Students work with positive and negative numbers, solve problems with ratios and percents, and write and solve equations with a variable. They also calculate things like sales tax, tips, and discounts, and reason about chance using simple probability.
How can families help with math homework at home?
Ask students to explain their thinking out loud before checking the answer. If they get stuck, have them draw a picture, try smaller numbers, or estimate first. The goal is steady reasoning, not speed.
Where do students usually struggle this year?
Negative numbers and integer operations trip up many students, especially subtracting a negative. Proportional reasoning is the other common sticking point. Students often set up ratios but mix up which quantity goes where.
How do percents show up in real life at this age?
Students should be able to figure out a tip at a restaurant, a discount on a sale price, or how much sales tax adds to a total. Practicing with real receipts and menus at home makes this stick faster than worksheets.
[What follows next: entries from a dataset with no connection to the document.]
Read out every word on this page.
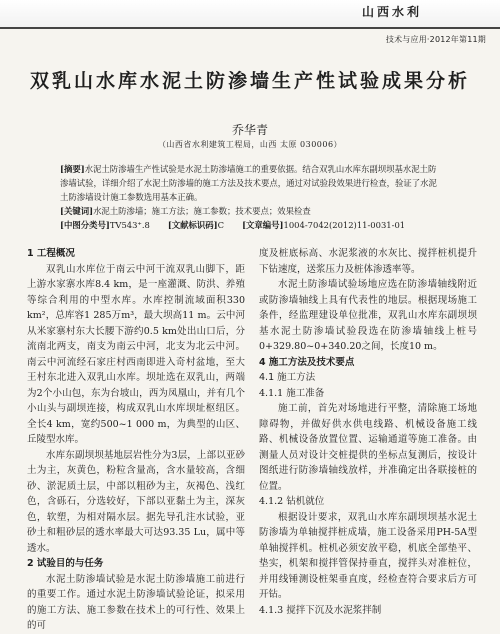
山西水利
技术与应用·2012年第11期
双乳山水库水泥土防渗墙生产性试验成果分析
乔华青
（山西省水利建筑工程局，山西 太原 030006）
[摘要]水泥土防渗墙生产性试验是水泥土防渗墙施工的重要依据。结合双乳山水库东副坝坝基水泥土防渗墙试验，详细介绍了水泥土防渗墙的施工方法及技术要点，通过对试验段效果进行检查，验证了水泥土防渗墙设计施工参数选用基本正确。
[关键词]水泥土防渗墙；施工方法；施工参数；技术要点；效果检查
[中图分类号]TV543⁺.8 [文献标识码]C [文章编号]1004-7042(2012)11-0031-01
1 工程概况

双乳山水库位于南云中河干流双乳山脚下，距上游水家寨水库8.4 km，是一座灌溉、防洪、养殖等综合利用的中型水库。水库控制流域面积330 km²，总库容1 285万m³，最大坝高11 m。云中河从米家寨村东大长腰下游约0.5 km处出山口后，分流南北两支，南支为南云中河，北支为北云中河。南云中河流经石家庄村西南即进入奇村盆地，至大王村东北进入双乳山水库。坝址选在双乳山，两端为2个小山包，东为台坡山，西为凤凰山，并有几个小山头与副坝连接，构成双乳山水库坝址枢纽区。全长4 km，宽约500~1 000 m，为典型的山区、丘陵型水库。

水库东副坝坝基地层岩性分为3层，上部以亚砂土为主，灰黄色，粉粒含量高，含水量较高，含细砂、淤泥质土层，中部以粗砂为主，灰褐色、浅红色，含砾石，分选较好，下部以亚黏土为主，深灰色，软塑，为相对隔水层。据先导孔注水试验，亚砂土和粗砂层的透水率最大可达93.35 Lu，属中等透水。

2 试验目的与任务

水泥土防渗墙试验是水泥土防渗墙施工前进行的重要工作。通过水泥土防渗墙试验论证，拟采用的施工方法、施工参数在技术上的可行性、效果上的可

度及桩底标高、水泥浆液的水灰比、搅拌桩机提升下钻速度，送浆压力及桩体渗透率等。

水泥土防渗墙试验场地应选在防渗墙轴线附近或防渗墙轴线上具有代表性的地层。根据现场施工条件，经监理建设单位批准，双乳山水库东副坝坝基水泥土防渗墙试验段选在防渗墙轴线上桩号0+329.80~0+340.20之间，长度10 m。

4 施工方法及技术要点
4.1 施工方法
4.1.1 施工准备

施工前，首先对场地进行平整，清除施工场地障碍物，并做好供水供电线路、机械设备施工线路、机械设备放置位置、运输通道等施工准备。由测量人员对设计交桩提供的坐标点复测后，按设计图纸进行防渗墙轴线放样，并准确定出各联接桩的位置。

4.1.2 钻机就位

根据设计要求，双乳山水库东副坝坝基水泥土防渗墙为单轴搅拌桩成墙，施工设备采用PH-5A型单轴搅拌机。桩机必须安放平稳，机底全部垫平、垫实，机架和搅拌管保持垂直，搅拌头对准桩位，并用线锤测设桩架垂直度，经检查符合要求后方可开钻。

4.1.3 搅拌下沉及水泥浆拌制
How should ratios and proportional reasoning be sequenced across the year?
Start with unit rates and proportional relationships in tables and graphs, then move to percent problems once students can identify the constant of proportionality. Save multi-step percent change problems for later in the unit, after integer operations are solid.
What does it mean to solve an equation at this grade?
Students solve equations like 3x plus 7 equals 22, where they need to undo two steps to find the variable. They also write equations from word problems, which is often harder than the solving itself.
How will students be ready for eighth grade math?
Students should be fluent with positive and negative numbers, comfortable solving two-step equations, and able to recognize proportional relationships in tables, graphs, and equations. If those three areas feel automatic by spring, the jump to eighth grade goes smoothly.
What is a good five-minute math practice to do at home?
Pick one skill and do three or four problems, not twenty. Integer practice, a percent off a price, or solving one equation works well. Short and frequent beats long and occasional.
How much time should be spent on statistics and probability?
Plan for about four to six weeks total, usually near the end of the year. Students compare data sets using measures of center and spread, and use simple probability models to predict outcomes. Real data from sports, weather, or surveys keeps it grounded.